Hundreds of youths pelted riot police with fire bombs, bottles and chunks of marble today as another Greek anti-austerity demonstration descended into violence, less than a month after more intense clashes broke out during a similar protest.

Authorities said around 70,000 protesters took to the street in two separate demonstrations in Athens during the country's second general strike in a month as workers across the country walked off the job to protest against new austerity measures the government is negotiating with Greece's international creditors.

The strike was timed to coincide with a European Union summit in Brussels later in the day, at which Greece's economic fate will is likely to feature large.

Riot police responded with volleys of tear gas and stun grenades in the capital's Syntagma Square outside Parliament as protesters scattered during the clashes, which continued on and off for about an hour. Another general strike in late September had also seen limited, but much more intense, clashes between protesters and police.

A 65-year-old protester suffered a fatal heart attack during the demonstration but efforts to revive him failed. The organisers of the protest march he participated in said the man had fallen ill before any rioting had broken out.

Four demonstrators were injured after being hit by police, volunteer paramedics said. The Health Ministry said two of the protesters were treated in hospital and that their injuries were not serious. Three policemen also required hospital treatment.

Hundreds of police had been deployed in the Greek capital ahead of the demonstration. Police said seven people were arrested today, out of more than 100 detained.

The strike grounded flights, shut down public services, closed schools, hospitals and shops and hampered public transport in the capital. Taxi drivers joined in for nine hours, while a three-hour work stoppage by air traffic controllers led to flight cancellations. Islands were left cut off as ferries stayed in ports.

Athens has seen hundreds of anti-austerity protests over the past three years, since Greece revealed it had been misreporting its public finance figures.
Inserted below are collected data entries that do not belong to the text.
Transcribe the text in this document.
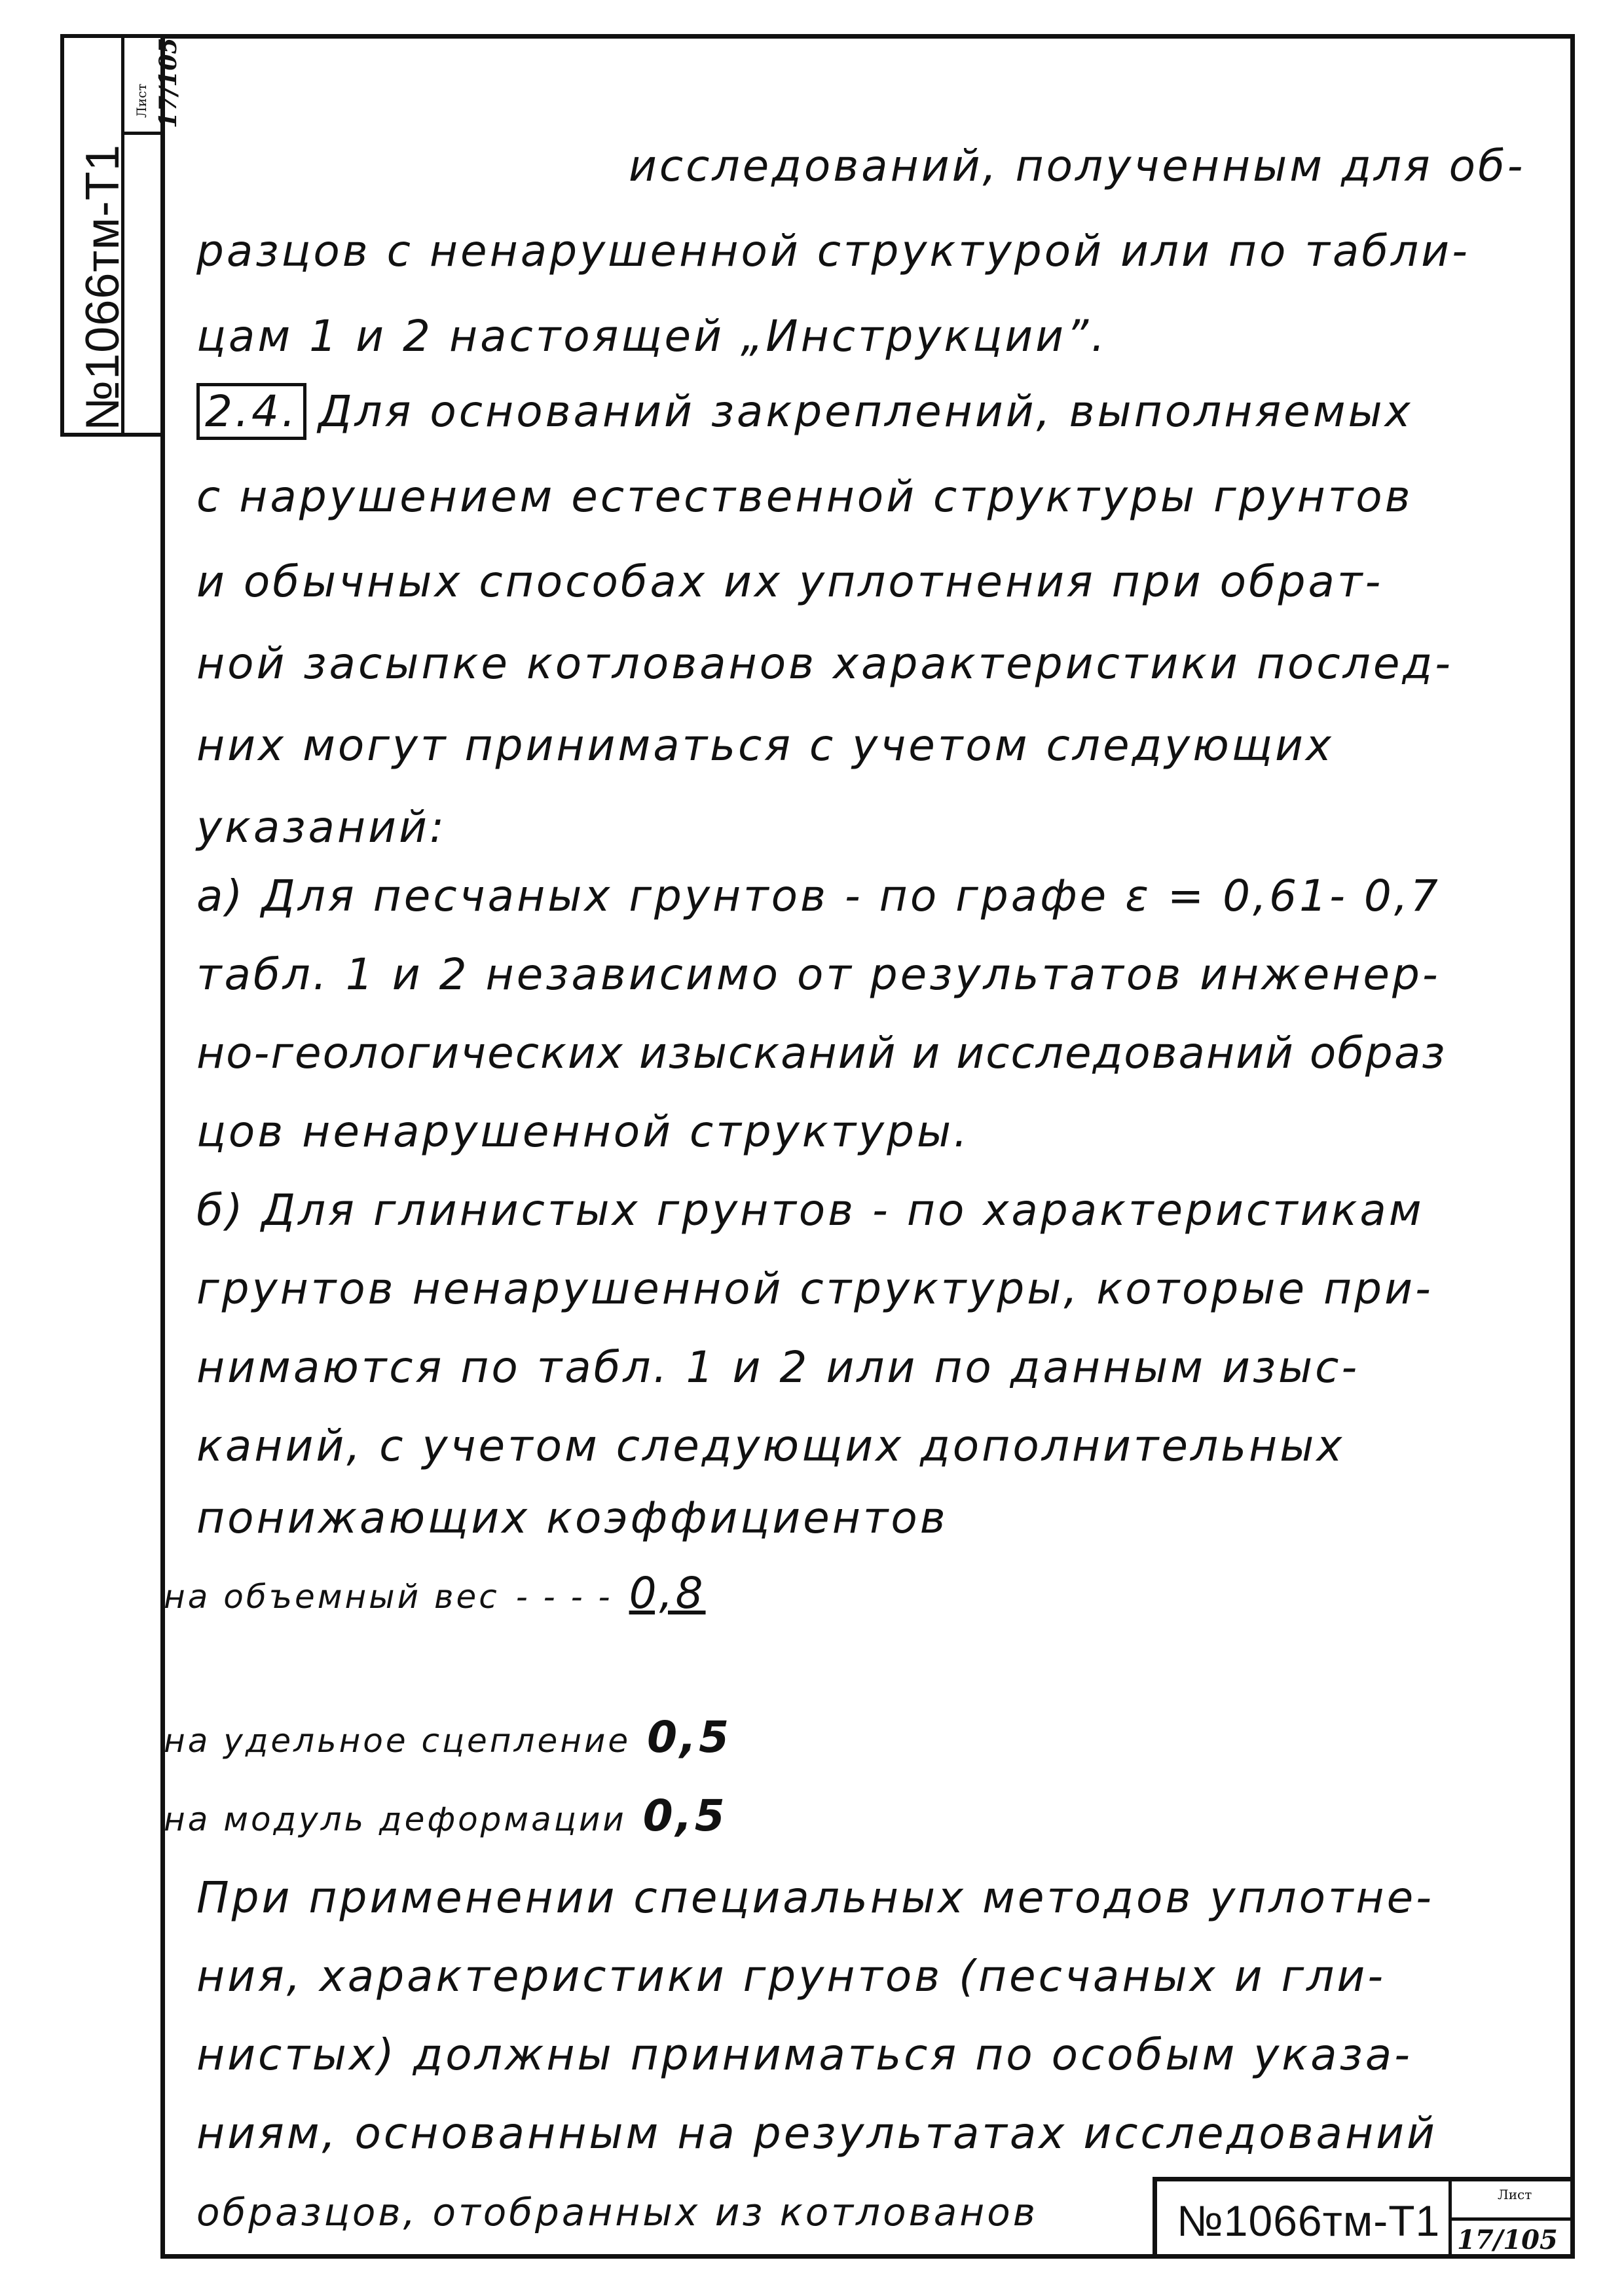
№1066тм-Т1
Лист 17/105
исследований, полученным для об-
разцов с ненарушенной структурой или по табли-
цам 1 и 2 настоящей „Инструкции”.
2.4. Для оснований закреплений, выполняемых
с нарушением естественной структуры грунтов
и обычных способах их уплотнения при обрат-
ной засыпке котлованов характеристики послед-
них могут приниматься с учетом следующих
указаний:
а) Для песчаных грунтов - по графе ε = 0,61- 0,7
табл. 1 и 2 независимо от результатов инженер-
но-геологических изысканий и исследований образ
цов ненарушенной структуры.
б) Для глинистых грунтов - по характеристикам
грунтов ненарушенной структуры, которые при-
нимаются по табл. 1 и 2 или по данным изыс-
каний, с учетом следующих дополнительных
понижающих коэффициентов
на объемный вес - - - - 0,8
на удельное сцепление 0,5
на модуль деформации 0,5
При применении специальных методов уплотне-
ния, характеристики грунтов (песчаных и гли-
нистых) должны приниматься по особым указа-
ниям, основанным на результатах исследований
образцов, отобранных из котлованов	№1066тм-Т1
Лист
17/105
The country has been surviving since then with the help of two massive international bailouts. To secure them, it has committed to drastic spending cuts, tax hikes and reforms, all with the aim of getting the state coffers back under some sort of control.

But while significantly reducing the country's annual borrowing, the measures have made the recession worse. By the end of next year, the Greek economy is expected to be around three quarters of the size it was in 2008. And with one in four workers out of a job, Greece has, along with Spain, the highest unemployment rate in the 27-nation European Union.

"We are sinking in a swamp of recession and it's getting worse," said Dimitris Asimakopoulos, head of the GSEVEE small business and industry association. "180,000 businesses are on the brink and 70,000 of them are expected to close in the next few months."

The country's four-month-old coalition government is negotiating a new austerity package with debt inspectors from the EU, International Monetary Fund and European Central Bank.